In the latest technical report published by the Ethereum Foundation, core objectives of the upgrade are reported to be largely achieved.
Key Progress Achieved
According to developers, several major milestones have been completed:
- minimum consensus gas limit increased to 200 million;
- stable operation of ePBS (external block builder) ensured;
- parameters for EIP-8037 defined;
- most network clients are running reliably on testnets.
Timeline and Scale
The upgrade is expected to go live around June 2026.

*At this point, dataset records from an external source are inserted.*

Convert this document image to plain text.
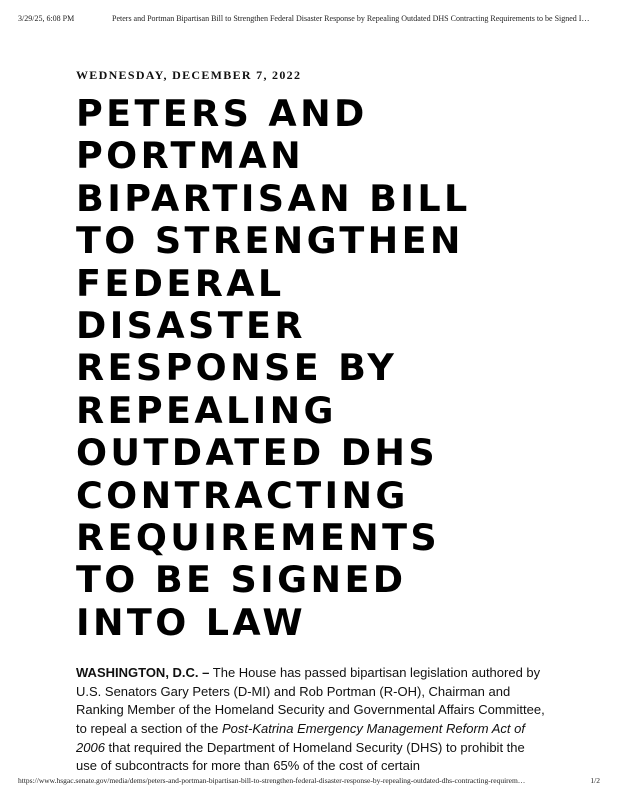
3/29/25, 6:08 PM	Peters and Portman Bipartisan Bill to Strengthen Federal Disaster Response by Repealing Outdated DHS Contracting Requirements to be Signed I…
WEDNESDAY, DECEMBER 7, 2022
PETERS AND
PORTMAN
BIPARTISAN BILL
TO STRENGTHEN
FEDERAL
DISASTER
RESPONSE BY
REPEALING
OUTDATED DHS
CONTRACTING
REQUIREMENTS
TO BE SIGNED
INTO LAW

WASHINGTON, D.C. – The House has passed bipartisan legislation authored by U.S. Senators Gary Peters (D-MI) and Rob Portman (R-OH), Chairman and Ranking Member of the Homeland Security and Governmental Affairs Committee, to repeal a section of the Post-Katrina Emergency Management Reform Act of 2006 that required the Department of Homeland Security (DHS) to prohibit the use of subcontracts for more than 65% of the cost of certain

https://www.hsgac.senate.gov/media/dems/peters-and-portman-bipartisan-bill-to-strengthen-federal-disaster-response-by-repealing-outdated-dhs-contracting-requirem…	1/2
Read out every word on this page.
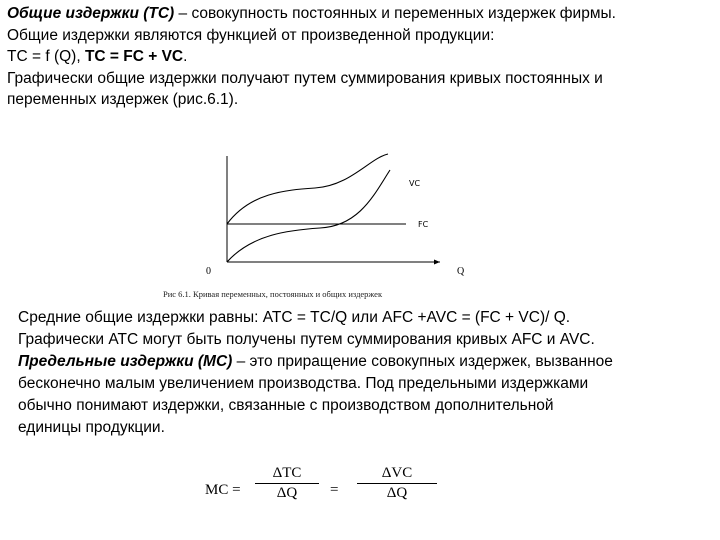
Общие издержки (ТС) – совокупность постоянных и переменных издержек фирмы.
Общие издержки являются функцией от произведенной продукции:
ТС = f (Q), TC = FC + VC.
Графически общие издержки получают путем суммирования кривых постоянных и
переменных издержек (рис.6.1).
VC
FC
0	Q
Рис 6.1. Кривая переменных, постоянных и общих издержек
Средние общие издержки равны: АТС = ТС/Q или AFC +AVC = (FC + VC)/ Q.
Графически АТС могут быть получены путем суммирования кривых AFC и AVC.
Предельные издержки (МС) – это приращение совокупных издержек, вызванное
бесконечно малым увеличением производства. Под предельными издержками
обычно понимают издержки, связанные с производством дополнительной
единицы продукции.
MC =
ΔТС
ΔQ	=
ΔVC
ΔQ
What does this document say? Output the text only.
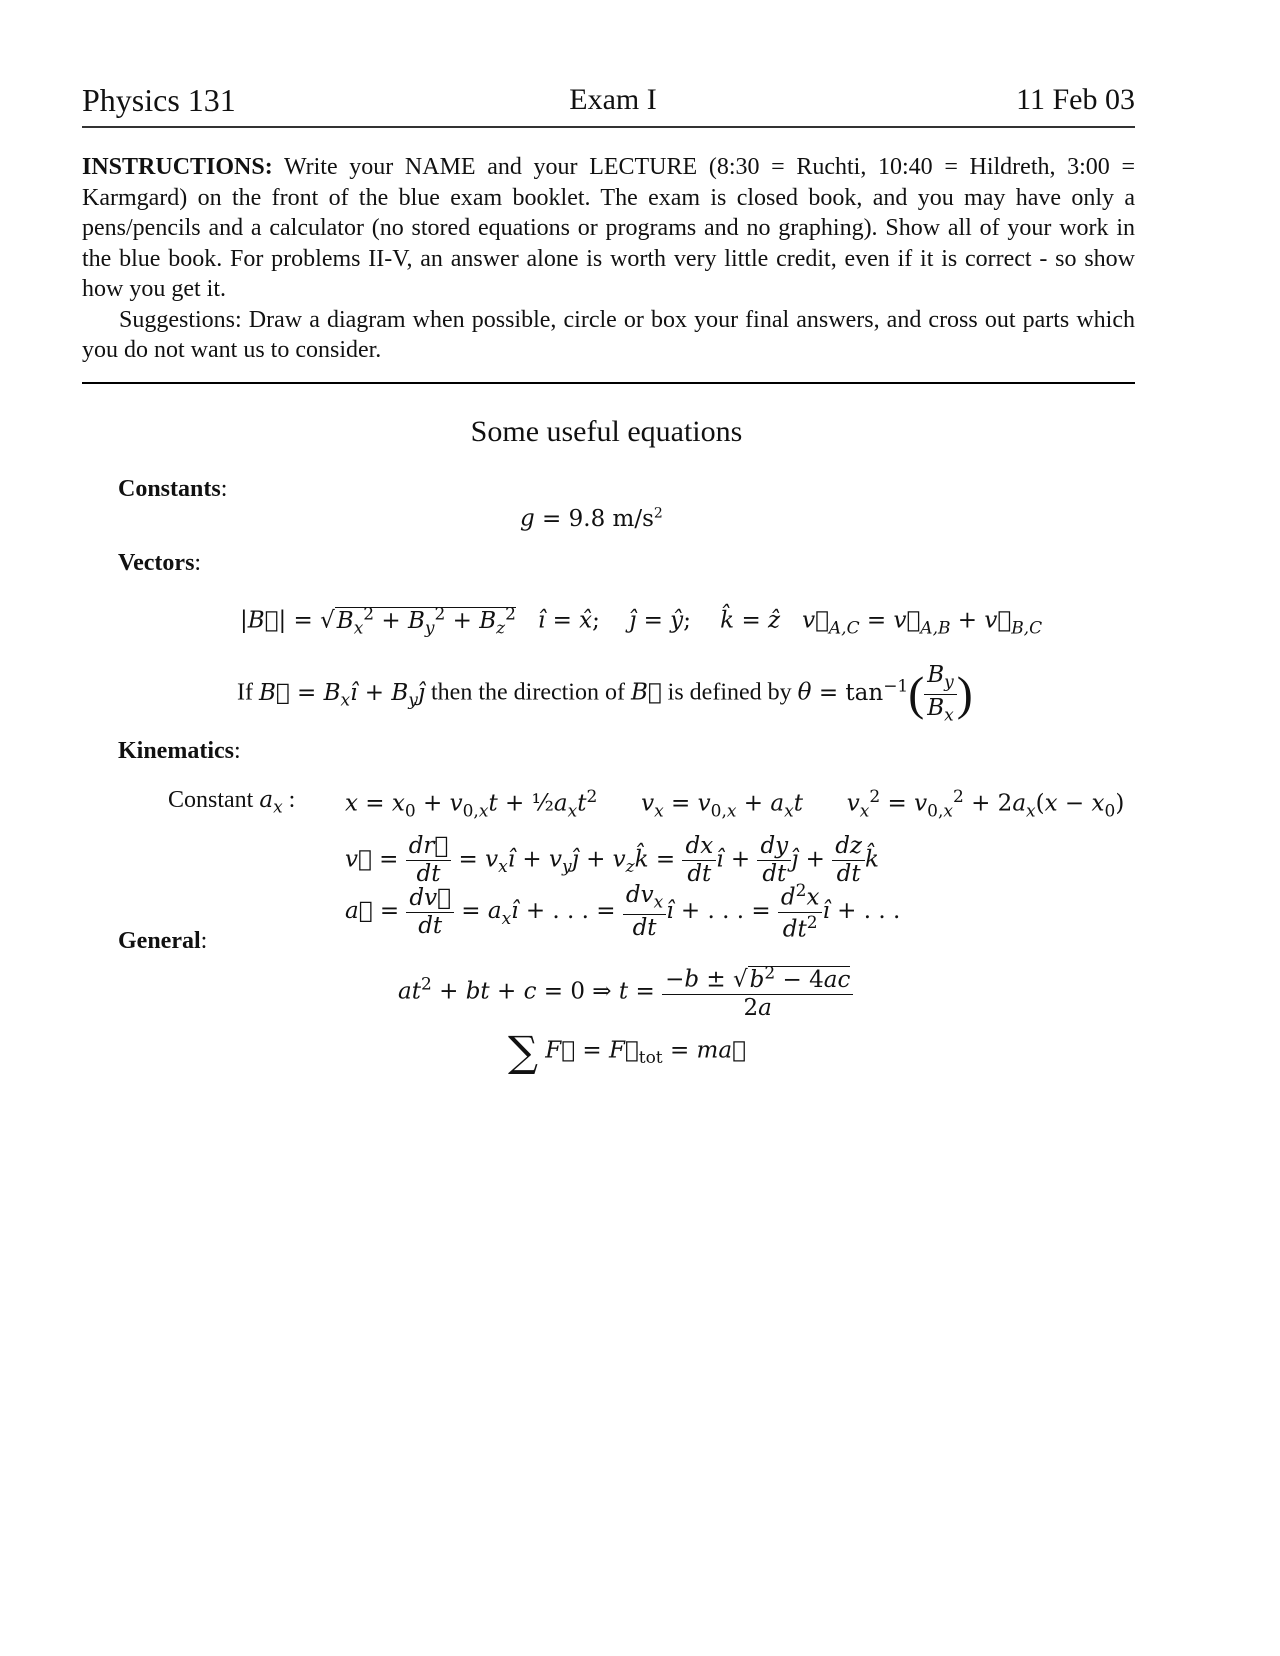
Physics 131	Exam I	11 Feb 03

INSTRUCTIONS: Write your NAME and your LECTURE (8:30 = Ruchti, 10:40 = Hildreth, 3:00 = Karmgard) on the front of the blue exam booklet. The exam is closed book, and you may have only a pens/pencils and a calculator (no stored equations or programs and no graphing). Show all of your work in the blue book. For problems II-V, an answer alone is worth very little credit, even if it is correct - so show how you get it.

Suggestions: Draw a diagram when possible, circle or box your final answers, and cross out parts which you do not want us to consider.

Some useful equations
Constants:
g = 9.8 $m/s^2$
Vectors:
|B⃗| = $√B_x^2 + B_y^2 + B_z^2$   î = x̂;    ĵ = ŷ;    k̂ = ẑ   $v⃗_{A,C}$ = $v⃗_{A,B}$ + $v⃗_{B,C}$
If B⃗ = $B_xî$ + $B_yĵ$ then the direction of B⃗ is defined by $\theta = \tan^{-1}( \frac{B_y}{B_x}$ )
Kinematics:
Constant $a_x$ : $x = x_0 + v_{0,x}t$ + $\frac{1}{2}a_xt^2$      $v_x = v_{0,x} + a_xt$      $v_x^2 = v_{0,x}^2 + 2a_x(x - x_0)$
v⃗ = $\frac{dr⃗}{dt}$ = $v_xî$ + $v_yĵ$ + $v_zk̂ = \frac{dx}{dt}$ î + $\frac{dy}{dt}$ ĵ + $\frac{dz}{dt}$ k̂
a⃗ = $\frac{dv⃗}{dt}$ = $a_xî$ + . . . = $\frac{dv_x}{dt}$ î + . . . = $\frac{d^2x}{dt^2}$ î + . . .
General:
$at^2$ + bt + c = 0 ⇒ $t = \frac{-b \pm √b^2 - 4ac}{2a}$
∑ F⃗ = $F⃗_{tot}$ = ma⃗
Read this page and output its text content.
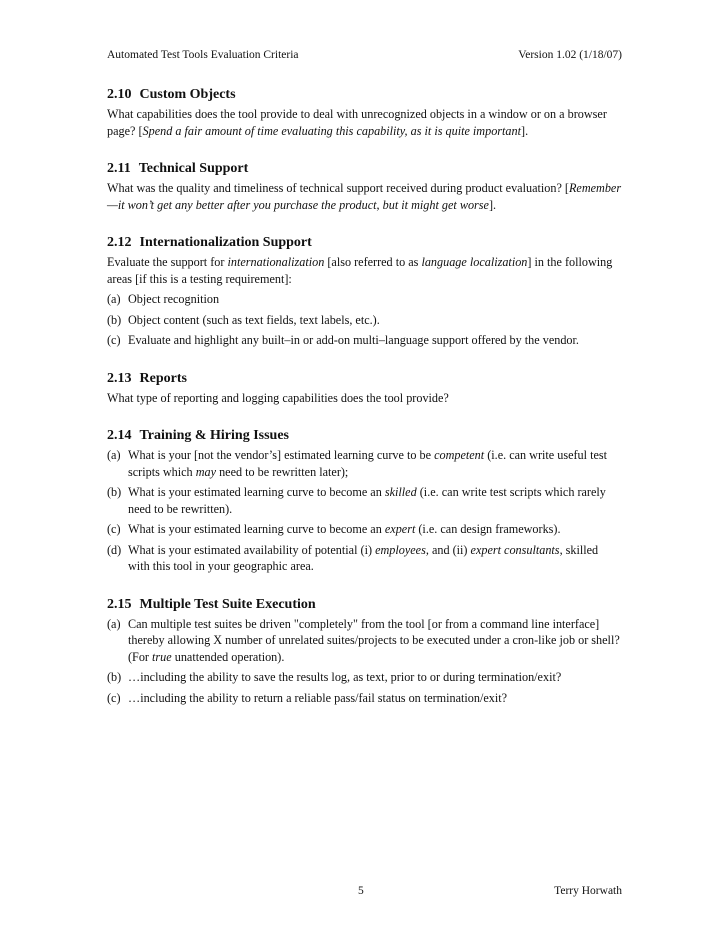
Automated Test Tools Evaluation Criteria	Version 1.02 (1/18/07)
2.10 Custom Objects

What capabilities does the tool provide to deal with unrecognized objects in a window or on a browser page? [Spend a fair amount of time evaluating this capability, as it is quite important].

2.11 Technical Support

What was the quality and timeliness of technical support received during product evaluation? [Remember—it won’t get any better after you purchase the product, but it might get worse].

2.12 Internationalization Support

Evaluate the support for internationalization [also referred to as language localization] in the following areas [if this is a testing requirement]:

(a) Object recognition
(b) Object content (such as text fields, text labels, etc.).
(c) Evaluate and highlight any built–in or add-on multi–language support offered by the vendor.
2.13 Reports

What type of reporting and logging capabilities does the tool provide?

2.14 Training & Hiring Issues
(a) What is your [not the vendor’s] estimated learning curve to be competent (i.e. can write useful test scripts which may need to be rewritten later);
(b) What is your estimated learning curve to become an skilled (i.e. can write test scripts which rarely need to be rewritten).
(c) What is your estimated learning curve to become an expert (i.e. can design frameworks).
(d) What is your estimated availability of potential (i) employees, and (ii) expert consultants, skilled with this tool in your geographic area.
2.15 Multiple Test Suite Execution
(a) Can multiple test suites be driven "completely" from the tool [or from a command line interface] thereby allowing X number of unrelated suites/projects to be executed under a cron-like job or shell? (For true unattended operation).
(b) …including the ability to save the results log, as text, prior to or during termination/exit?
(c) …including the ability to return a reliable pass/fail status on termination/exit?
5	Terry Horwath
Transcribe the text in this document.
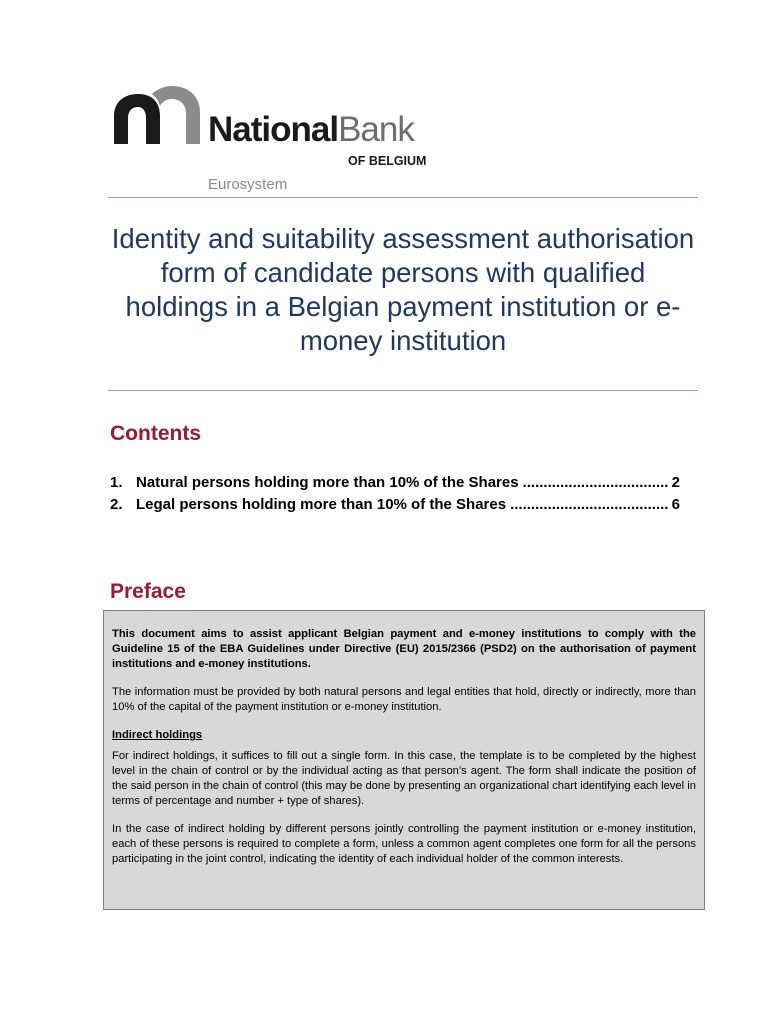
NationalBank
OF BELGIUM
Eurosystem
Identity and suitability assessment authorisation form of candidate persons with qualified holdings in a Belgian payment institution or e-money institution
Contents
1. Natural persons holding more than 10% of the Shares .....	2
2. Legal persons holding more than 10% of the Shares .....	6
Preface

This document aims to assist applicant Belgian payment and e-money institutions to comply with the Guideline 15 of the EBA Guidelines under Directive (EU) 2015/2366 (PSD2) on the authorisation of payment institutions and e-money institutions.

The information must be provided by both natural persons and legal entities that hold, directly or indirectly, more than 10% of the capital of the payment institution or e-money institution.

Indirect holdings

For indirect holdings, it suffices to fill out a single form. In this case, the template is to be completed by the highest level in the chain of control or by the individual acting as that person’s agent. The form shall indicate the position of the said person in the chain of control (this may be done by presenting an organizational chart identifying each level in terms of percentage and number + type of shares).

In the case of indirect holding by different persons jointly controlling the payment institution or e-money institution, each of these persons is required to complete a form, unless a common agent completes one form for all the persons participating in the joint control, indicating the identity of each individual holder of the common interests.
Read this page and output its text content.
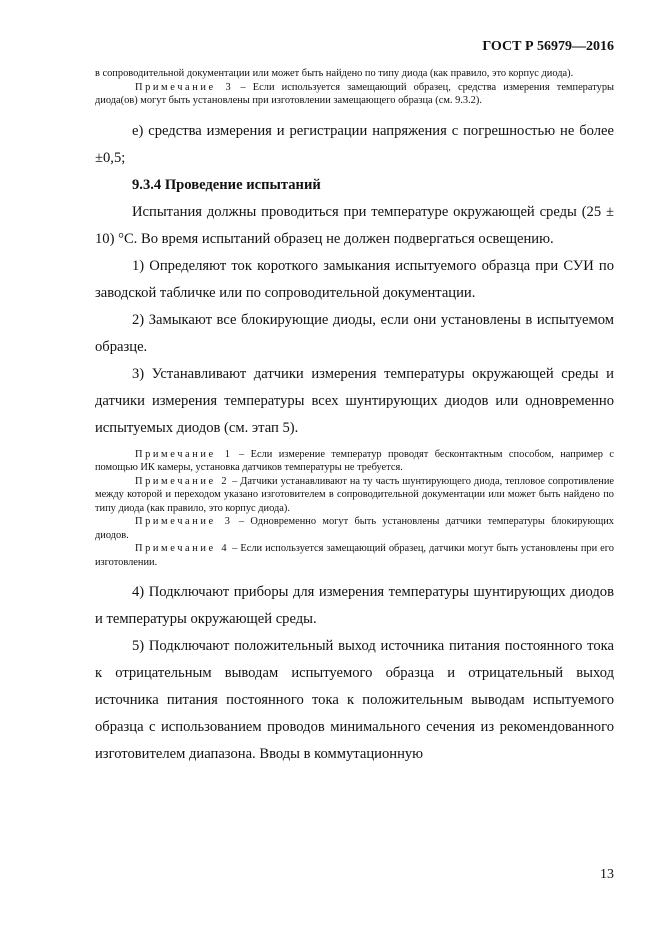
ГОСТ Р 56979—2016

в сопроводительной документации или может быть найдено по типу диода (как правило, это корпус диода).

Примечание 3 – Если используется замещающий образец, средства измерения температуры диода(ов) могут быть установлены при изготовлении замещающего образца (см. 9.3.2).

е) средства измерения и регистрации напряжения с погрешностью не более ±0,5;

9.3.4 Проведение испытаний

Испытания должны проводиться при температуре окружающей среды (25 ± 10) °С. Во время испытаний образец не должен подвергаться освещению.

1) Определяют ток короткого замыкания испытуемого образца при СУИ по заводской табличке или по сопроводительной документации.

2) Замыкают все блокирующие диоды, если они установлены в испытуемом образце.

3) Устанавливают датчики измерения температуры окружающей среды и датчики измерения температуры всех шунтирующих диодов или одновременно испытуемых диодов (см. этап 5).

Примечание 1 – Если измерение температур проводят бесконтактным способом, например с помощью ИК камеры, установка датчиков температуры не требуется.

Примечание 2 – Датчики устанавливают на ту часть шунтирующего диода, тепловое сопротивление между которой и переходом указано изготовителем в сопроводительной документации или может быть найдено по типу диода (как правило, это корпус диода).

Примечание 3 – Одновременно могут быть установлены датчики температуры блокирующих диодов.

Примечание 4 – Если используется замещающий образец, датчики могут быть установлены при его изготовлении.

4) Подключают приборы для измерения температуры шунтирующих диодов и температуры окружающей среды.

5) Подключают положительный выход источника питания постоянного тока к отрицательным выводам испытуемого образца и отрицательный выход источника питания постоянного тока к положительным выводам испытуемого образца с использованием проводов минимального сечения из рекомендованного изготовителем диапазона. Вводы в коммутационную

13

It is considered the most significant performance upgrade since The Merge.
After implementation:
- block gas limit will increase from 60M to 200M;
- theoretical throughput may reach up to 10,000 transactions per second.
Architectural Changes
To balance increased load, major architectural improvements will be introduced:
- implementation of Verkle Trees;
- introduction of state expiry.
This will:
- allow removal of data older than one year from nodes;
- shift storage to decentralized storage and archive nodes;
- reduce hardware requirements for validators.
A cost-balancing mechanism will also be introduced to reduce sharp gas price fluctuations.
Image caption: Expected Ethereum throughput improvements after the Glamsterdam upgrade
Impact on Layer 2 Ecosystem
The upgrade is expected to significantly impact Layer 2 (L2) solutions:
- reduced L1 data costs;
- approximately 70% lower aggregation fees;
- increased competition among L2 networks.
This is especially relevant for:
- Arbitrum
- Optimism
- Base
Analysts believe this will:
- strengthen Ethereum’s role as a secure Layer 1 (L1);
- reinforce the two-layer architecture where high-speed, low-cost transactions occur on L2.